Let consider the power series $$ \sum_{k=1}^\infty a_kx^k. $$ We know that it converges when $$\lim_{n\to \infty }\sqrt[n]{|a_n|}|x|< 1\quad\text{or}\quad |x|< \frac{1}{\lim_{n\to \infty }\sqrt[n]{|a_n|}}$$

But D'Alembert test tells us that it converges if $$|x|< \frac{1}{\lim_{n\to \infty }\left|\frac{a_{n+1}}{a_n}\right|},$$ so since the radius of convergence is unique, we should have that $$\lim_{n\to \infty }\sqrt[n]{|a_n|}=\lim_{n\to \infty }\left|\frac{a_{n+1}}{a_n}\right|.$$

I tried to prove it, but this result looks strange to me. So if it doesn't work always, how can we have those to limit as radius of convergence? I guess the equality of those two limit should be true most of the time. So under what conditions is it true?

Answer 1

If the limit $$ \lim_{n\to\infty}\left|\frac{a_{n+1}}{a_n}\right|, $$ exists in $[0,\infty]$, then so does $$ \lim_{n\to\infty}\sqrt[n]{|a_n|} $$ and the limits are equal.

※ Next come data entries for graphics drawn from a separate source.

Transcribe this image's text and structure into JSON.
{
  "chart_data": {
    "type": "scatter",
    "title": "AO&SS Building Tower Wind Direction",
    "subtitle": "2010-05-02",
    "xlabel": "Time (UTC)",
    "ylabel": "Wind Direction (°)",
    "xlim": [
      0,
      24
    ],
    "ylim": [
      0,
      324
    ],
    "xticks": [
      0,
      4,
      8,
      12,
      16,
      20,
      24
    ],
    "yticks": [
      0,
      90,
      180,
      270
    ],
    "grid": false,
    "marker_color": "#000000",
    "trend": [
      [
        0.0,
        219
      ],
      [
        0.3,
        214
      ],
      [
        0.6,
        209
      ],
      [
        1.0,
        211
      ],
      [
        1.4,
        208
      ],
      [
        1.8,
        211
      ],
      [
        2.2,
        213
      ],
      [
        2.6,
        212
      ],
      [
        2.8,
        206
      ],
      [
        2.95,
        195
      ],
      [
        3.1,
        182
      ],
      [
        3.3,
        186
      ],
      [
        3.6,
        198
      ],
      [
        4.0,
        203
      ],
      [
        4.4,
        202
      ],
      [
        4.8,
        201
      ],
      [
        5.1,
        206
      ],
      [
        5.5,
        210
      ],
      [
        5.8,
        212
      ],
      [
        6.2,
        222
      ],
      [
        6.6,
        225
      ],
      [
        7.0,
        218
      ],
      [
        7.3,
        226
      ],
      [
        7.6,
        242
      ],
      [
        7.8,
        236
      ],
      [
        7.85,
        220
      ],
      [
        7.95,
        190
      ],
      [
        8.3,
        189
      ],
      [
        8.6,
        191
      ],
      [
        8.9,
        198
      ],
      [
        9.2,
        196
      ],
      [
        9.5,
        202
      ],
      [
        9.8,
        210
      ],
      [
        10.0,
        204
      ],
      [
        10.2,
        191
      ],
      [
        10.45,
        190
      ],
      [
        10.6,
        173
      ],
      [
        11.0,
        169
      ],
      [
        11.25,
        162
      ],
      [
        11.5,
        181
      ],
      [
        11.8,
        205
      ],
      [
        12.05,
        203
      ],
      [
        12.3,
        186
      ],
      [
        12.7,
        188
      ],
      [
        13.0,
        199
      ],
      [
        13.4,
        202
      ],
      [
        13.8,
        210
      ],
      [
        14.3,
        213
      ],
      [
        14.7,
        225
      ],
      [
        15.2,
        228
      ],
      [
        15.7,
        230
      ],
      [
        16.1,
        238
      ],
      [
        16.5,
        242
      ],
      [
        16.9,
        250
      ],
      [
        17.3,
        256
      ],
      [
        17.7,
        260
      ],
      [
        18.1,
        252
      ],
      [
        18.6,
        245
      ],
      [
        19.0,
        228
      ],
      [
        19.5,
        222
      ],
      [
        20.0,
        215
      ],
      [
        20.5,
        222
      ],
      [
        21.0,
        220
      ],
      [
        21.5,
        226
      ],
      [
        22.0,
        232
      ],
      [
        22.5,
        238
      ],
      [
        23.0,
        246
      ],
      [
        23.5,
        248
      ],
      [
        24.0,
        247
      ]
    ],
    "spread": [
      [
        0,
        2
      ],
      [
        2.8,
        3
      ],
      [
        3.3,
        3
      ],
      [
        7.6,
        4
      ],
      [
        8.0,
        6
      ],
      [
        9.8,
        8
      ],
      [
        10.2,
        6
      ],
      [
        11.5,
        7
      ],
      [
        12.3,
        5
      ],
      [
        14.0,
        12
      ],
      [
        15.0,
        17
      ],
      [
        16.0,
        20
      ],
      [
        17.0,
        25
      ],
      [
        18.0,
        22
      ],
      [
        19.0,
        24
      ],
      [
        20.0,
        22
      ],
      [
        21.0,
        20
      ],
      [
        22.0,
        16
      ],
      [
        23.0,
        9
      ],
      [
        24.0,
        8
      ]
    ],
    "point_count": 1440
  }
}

However, if the second limit exists, then the first one DOES NOT HAVE to exist. For example $$ a_n=\left\{\begin{array}{lll} 1 & \text{if} & n\,\, \text{odd},\\ 2 & \text{if} & n\,\, \text{even}, \end{array}\right. $$ then $$ \lim_{n\to\infty}\sqrt[n]{|a_n|}=1, $$ while the first limit does not exist.

In general, $$ \liminf_{n\to\infty}\left|\frac{a_{n+1}}{a_n}\right|\le \liminf_{n\to\infty}\sqrt[n]{|a_n|}\le \limsup_{n\to\infty}\sqrt[n]{|a_n|}\le \limsup_{n\to\infty}\left|\frac{a_{n+1}}{a_n}\right| \tag{1} $$

Note. A consequence of $(1)$ is that, if both limits exist, then they are equal. In fact, if the ratio limit exists, then root limit also exists, and their are equal. However, it is possible for the root limit to exist, while the ratio one to not exist.

Answer 2

If $\lim_{n\rightarrow\infty}\left|\frac{a_{n+1}}{a_n}\right|$ exists, so does $\lim_{n\rightarrow\infty}\sqrt[n]{|a_n|}$ and has the same value: because then, the geometric mean $\sqrt[n]{\prod^n_{k=0}\left|\frac{a_{k+1}}{a_k}\right|}$ has the same limit. It does not work in the other direction.